Supreme Court rules against Warhol Foundation in landmark copyright case

23rd May 2023, 6:17 pm


Left: Lynn Goldsmith’s 1981 photo of Prince. Right: Andy Warhol’s 1984 work. Image: Supreme Court of the United States.


The U.S. Supreme Court today ruled 7-2 against the Andy Warhol Foundation for the Visual Arts regarding the question of whether Warhol’s use in his own work of a photo of the musician Prince by Lynn Goldsmith constitutes fair use. The decision had been hotly anticipated in the wake of the Court’s 12th October, 2022, hearing of the case, which Goldsmith originally launched six years ago in New York State.

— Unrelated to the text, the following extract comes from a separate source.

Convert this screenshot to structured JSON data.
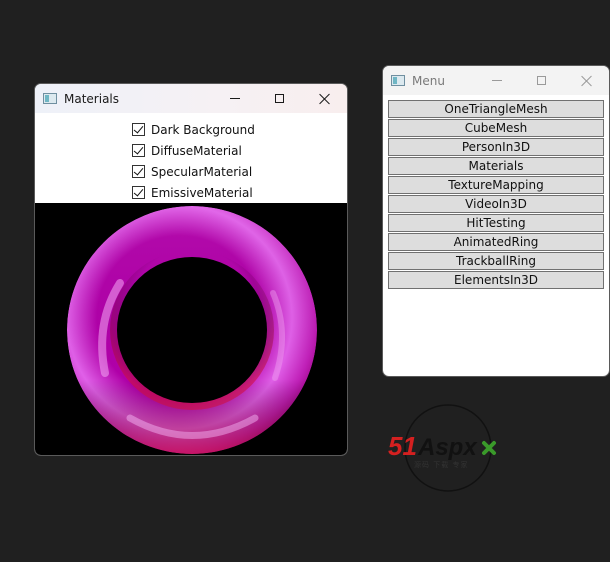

Goldsmith alleged that the late Pop artist illegally used her 1981 photo of the Royal Purple One in his 1984 “Prince Series,” a series of sixteen screen prints featuring the rock icon’s visage. Warhol created the series while on assignment for Vanity Fair, whose parent company, Conde Nast, licensed the photo from Goldsmith for onetime use, paying her $400. A single work from the series, Purple Fame, ran in the magazine, and the photographer was credited. According to Goldsmith, Warhol did not seek her permission to use her photo for the sixteen-part series, nor did he offer her credit or recompense. She was moved to sue when, following Prince’s untimely 2016 death, Vanity Fair ran another work from the series, Orange Prince, in a commemorative issue, paying the Warhol Foundation $10,000 for the privilege, but failing to credit or compensate Goldsmith.